What does it all mean?
In part of his brilliant exploration, Peele discusses gay identity as a source of comedy. For example the "Phoebe’s Husband" episode of Friends participates in mainstream culture’s more or less constant derogation of gay men.
In an unusual move, however, this episode of Friends is also antiheteronormative in that its plot line revolves around Phoebe’s husband, Duncan, coming out as heterosexual; Phoebe did not know that Duncan was actually heterosexual. She assumed, as did he, that Duncan was gay. A situation in which a straight man, who has always performed as gay, discovers himself to be straight and reveals that knowledge to his friends obviously trivializes the traumatic experience of sexual self-revelation that many queers experience.

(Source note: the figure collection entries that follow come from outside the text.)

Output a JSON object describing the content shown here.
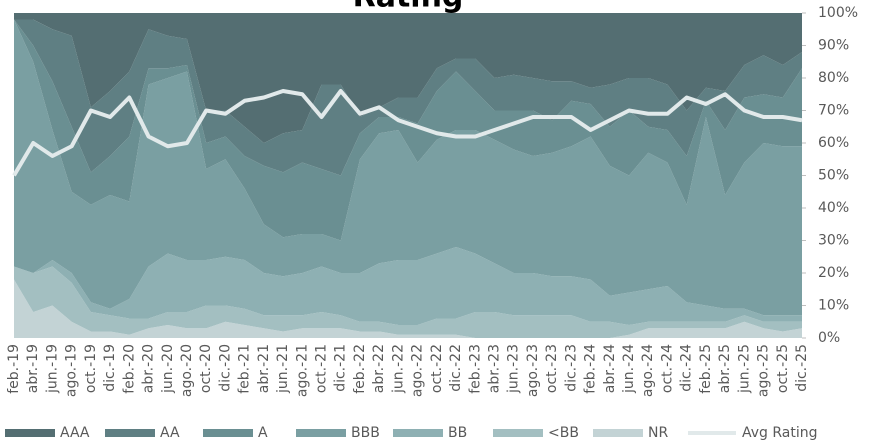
{
  "chart_data": {
    "type": "stacked_area",
    "title": "Rating",
    "categories": [
      "feb.-19",
      "abr.-19",
      "jun.-19",
      "ago.-19",
      "oct.-19",
      "dic.-19",
      "feb.-20",
      "abr.-20",
      "jun.-20",
      "ago.-20",
      "oct.-20",
      "dic.-20",
      "feb.-21",
      "abr.-21",
      "jun.-21",
      "ago.-21",
      "oct.-21",
      "dic.-21",
      "feb.-22",
      "abr.-22",
      "jun.-22",
      "ago.-22",
      "oct.-22",
      "dic.-22",
      "feb.-23",
      "abr.-23",
      "jun.-23",
      "ago.-23",
      "oct.-23",
      "dic.-23",
      "feb.-24",
      "abr.-24",
      "jun.-24",
      "ago.-24",
      "oct.-24",
      "dic.-24",
      "feb.-25",
      "abr.-25",
      "jun.-25",
      "ago.-25",
      "oct.-25",
      "dic.-25"
    ],
    "series": [
      {
        "name": "AAA",
        "color": "#546e72",
        "values": [
          2,
          2,
          5,
          7,
          29,
          24,
          18,
          5,
          7,
          8,
          30,
          30,
          35,
          40,
          37,
          36,
          22,
          22,
          32,
          29,
          26,
          26,
          17,
          14,
          14,
          20,
          19,
          20,
          21,
          21,
          23,
          22,
          20,
          20,
          22,
          30,
          23,
          24,
          16,
          13,
          16,
          12
        ]
      },
      {
        "name": "AA",
        "color": "#5f7f83",
        "values": [
          0,
          8,
          16,
          28,
          20,
          20,
          20,
          12,
          10,
          8,
          10,
          8,
          9,
          7,
          12,
          10,
          26,
          28,
          5,
          3,
          6,
          8,
          7,
          4,
          10,
          10,
          11,
          10,
          12,
          6,
          5,
          13,
          10,
          15,
          14,
          14,
          4,
          12,
          10,
          12,
          10,
          5
        ]
      },
      {
        "name": "A",
        "color": "#6a8f92",
        "values": [
          0,
          5,
          15,
          20,
          10,
          12,
          20,
          5,
          3,
          2,
          8,
          7,
          10,
          18,
          20,
          22,
          20,
          20,
          8,
          5,
          4,
          12,
          15,
          18,
          12,
          9,
          12,
          14,
          10,
          14,
          10,
          12,
          20,
          8,
          10,
          15,
          5,
          20,
          20,
          15,
          15,
          24
        ]
      },
      {
        "name": "BBB",
        "color": "#7a9fa2",
        "values": [
          76,
          65,
          40,
          25,
          30,
          35,
          30,
          56,
          54,
          58,
          28,
          30,
          22,
          15,
          12,
          12,
          10,
          10,
          35,
          40,
          40,
          30,
          35,
          36,
          38,
          38,
          38,
          36,
          38,
          40,
          44,
          40,
          36,
          42,
          38,
          30,
          58,
          35,
          45,
          53,
          52,
          52
        ]
      },
      {
        "name": "BB",
        "color": "#8eb0b3",
        "values": [
          0,
          0,
          2,
          3,
          3,
          2,
          6,
          16,
          18,
          16,
          14,
          15,
          15,
          13,
          12,
          13,
          14,
          13,
          15,
          18,
          20,
          20,
          20,
          22,
          18,
          15,
          13,
          13,
          12,
          12,
          13,
          8,
          10,
          10,
          11,
          6,
          5,
          4,
          2,
          2,
          2,
          2
        ]
      },
      {
        "name": "<BB",
        "color": "#a3bfc1",
        "values": [
          4,
          12,
          12,
          12,
          6,
          5,
          5,
          3,
          4,
          5,
          7,
          5,
          5,
          4,
          5,
          4,
          5,
          4,
          3,
          3,
          3,
          3,
          5,
          5,
          8,
          8,
          7,
          7,
          7,
          7,
          5,
          5,
          3,
          2,
          2,
          2,
          2,
          2,
          2,
          2,
          3,
          2
        ]
      },
      {
        "name": "NR",
        "color": "#c3d3d5",
        "values": [
          18,
          8,
          10,
          5,
          2,
          2,
          1,
          3,
          4,
          3,
          3,
          5,
          4,
          3,
          2,
          3,
          3,
          3,
          2,
          2,
          1,
          1,
          1,
          1,
          0,
          0,
          0,
          0,
          0,
          0,
          0,
          0,
          1,
          3,
          3,
          3,
          3,
          3,
          5,
          3,
          2,
          3
        ]
      }
    ],
    "line": {
      "name": "Avg Rating",
      "color": "#e1e9ea",
      "values": [
        50,
        60,
        56,
        59,
        70,
        68,
        74,
        62,
        59,
        60,
        70,
        69,
        73,
        74,
        76,
        75,
        68,
        76,
        69,
        71,
        67,
        65,
        63,
        62,
        62,
        64,
        66,
        68,
        68,
        68,
        64,
        67,
        70,
        69,
        69,
        74,
        72,
        75,
        70,
        68,
        68,
        67
      ]
    },
    "ylim": [
      0,
      100
    ],
    "yticks": [
      {
        "value": 0,
        "label": "0%"
      },
      {
        "value": 10,
        "label": "10%"
      },
      {
        "value": 20,
        "label": "20%"
      },
      {
        "value": 30,
        "label": "30%"
      },
      {
        "value": 40,
        "label": "40%"
      },
      {
        "value": 50,
        "label": "50%"
      },
      {
        "value": 60,
        "label": "60%"
      },
      {
        "value": 70,
        "label": "70%"
      },
      {
        "value": 80,
        "label": "80%"
      },
      {
        "value": 90,
        "label": "90%"
      },
      {
        "value": 100,
        "label": "100%"
      }
    ],
    "legend": "bottom"
  }
}
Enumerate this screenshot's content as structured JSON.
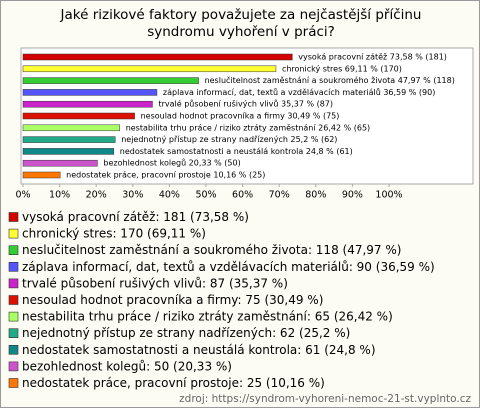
{
  "chart_data": {
    "type": "bar",
    "title": "Jaké rizikové faktory považujete za nejčastější příčinu syndromu vyhoření v práci?",
    "categories": [
      "vysoká pracovní zátěž",
      "chronický stres",
      "neslučitelnost zaměstnání a soukromého života",
      "záplava informací, dat, textů a vzdělávacích materiálů",
      "trvalé působení rušivých vlivů",
      "nesoulad hodnot pracovníka a firmy",
      "nestabilita trhu práce / riziko ztráty zaměstnání",
      "nejednotný přístup ze strany nadřízených",
      "nedostatek samostatnosti a neustálá kontrola",
      "bezohlednost kolegů",
      "nedostatek práce, pracovní prostoje"
    ],
    "values": [
      73.58,
      69.11,
      47.97,
      36.59,
      35.37,
      30.49,
      26.42,
      25.2,
      24.8,
      20.33,
      10.16
    ],
    "value_labels": [
      "vysoká pracovní zátěž 73,58 % (181)",
      "chronický stres 69,11 % (170)",
      "neslučitelnost zaměstnání a soukromého života 47,97 % (118)",
      "záplava informací, dat, textů a vzdělávacích materiálů 36,59 % (90)",
      "trvalé působení rušivých vlivů 35,37 % (87)",
      "nesoulad hodnot pracovníka a firmy 30,49 % (75)",
      "nestabilita trhu práce / riziko ztráty zaměstnání 26,42 % (65)",
      "nejednotný přístup ze strany nadřízených 25,2 % (62)",
      "nedostatek samostatnosti a neustálá kontrola 24,8 % (61)",
      "bezohlednost kolegů 20,33 % (50)",
      "nedostatek práce, pracovní prostoje 10,16 % (25)"
    ],
    "legend_labels": [
      "vysoká pracovní zátěž: 181 (73,58 %)",
      "chronický stres: 170 (69,11 %)",
      "neslučitelnost zaměstnání a soukromého života: 118 (47,97 %)",
      "záplava informací, dat, textů a vzdělávacích materiálů: 90 (36,59 %)",
      "trvalé působení rušivých vlivů: 87 (35,37 %)",
      "nesoulad hodnot pracovníka a firmy: 75 (30,49 %)",
      "nestabilita trhu práce / riziko ztráty zaměstnání: 65 (26,42 %)",
      "nejednotný přístup ze strany nadřízených: 62 (25,2 %)",
      "nedostatek samostatnosti a neustálá kontrola: 61 (24,8 %)",
      "bezohlednost kolegů: 50 (20,33 %)",
      "nedostatek práce, pracovní prostoje: 25 (10,16 %)"
    ],
    "colors": [
      "#d40000",
      "#ffff33",
      "#33cc33",
      "#5555ff",
      "#cc22cc",
      "#dd1100",
      "#aaff66",
      "#22aa88",
      "#118888",
      "#cc55cc",
      "#ff7700"
    ],
    "xlim": [
      0,
      100
    ],
    "xticks": [
      {
        "value": 0,
        "label": "0%"
      },
      {
        "value": 10,
        "label": "10%"
      },
      {
        "value": 20,
        "label": "20%"
      },
      {
        "value": 30,
        "label": "30%"
      },
      {
        "value": 40,
        "label": "40%"
      },
      {
        "value": 50,
        "label": "50%"
      },
      {
        "value": 60,
        "label": "60%"
      },
      {
        "value": 70,
        "label": "70%"
      },
      {
        "value": 80,
        "label": "80%"
      },
      {
        "value": 90,
        "label": "90%"
      },
      {
        "value": 100,
        "label": "100%"
      }
    ],
    "source": "zdroj: https://syndrom-vyhoreni-nemoc-21-st.vyplnto.cz"
  }
}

While this episode is heteronormative, that is, it operates from the assumption that heterosexuality is a normal state and that other sexualities are derivative, it also satirizes that heteronormativity by reversing the disciplinary apparatus that is normally invoked to control gay men.
Links to capitalism, free market ideology, and business are also examined:
The actor who plays the character on The Sopranos, Joseph Gannascoli, explicitly requested that the producers of the show make his character gay so that he could expand the character’s presence: "I thought that was a way of separating myself from the other actors, because I would have been in the background most of the time. You know, line here, line there, and nothing really substantial" (Rowe). Queer identity, then, is now specifically appropriated to exploit market forces.
Another contributor speaks of the need for authenticity:
As Suzanna Walters writes, "The complexity and diversity of the gay and lesbian community needs to be represented, not promoted as simply heterosexuality with a twist."
In this work, Halperin notes that "queer culture is likely to suffer, on a larger political scale, the normalizing vicissitudes already undergone by so-called queer theory." Yet his analysis holds out the possibility that queer representation in popular culture, Peele concludes, might to some extent function to reshape hegemonic cultural narratives about non-normative sexuality.
Since identity is the product of a relation of power, queer identity and queer culture must necessarily change as the unacceptable becomes acceptable, however transitory that acceptability might be.
According to Peele, the essays in this text aren’t radical; none of them claim that hegemonic narratives about non-normative sexuality have been completely undermined. Instead, the essays examine the ways that popular culture destabilizes and decenters queer subjectivity.
Extended quotes have been used with permission of the author.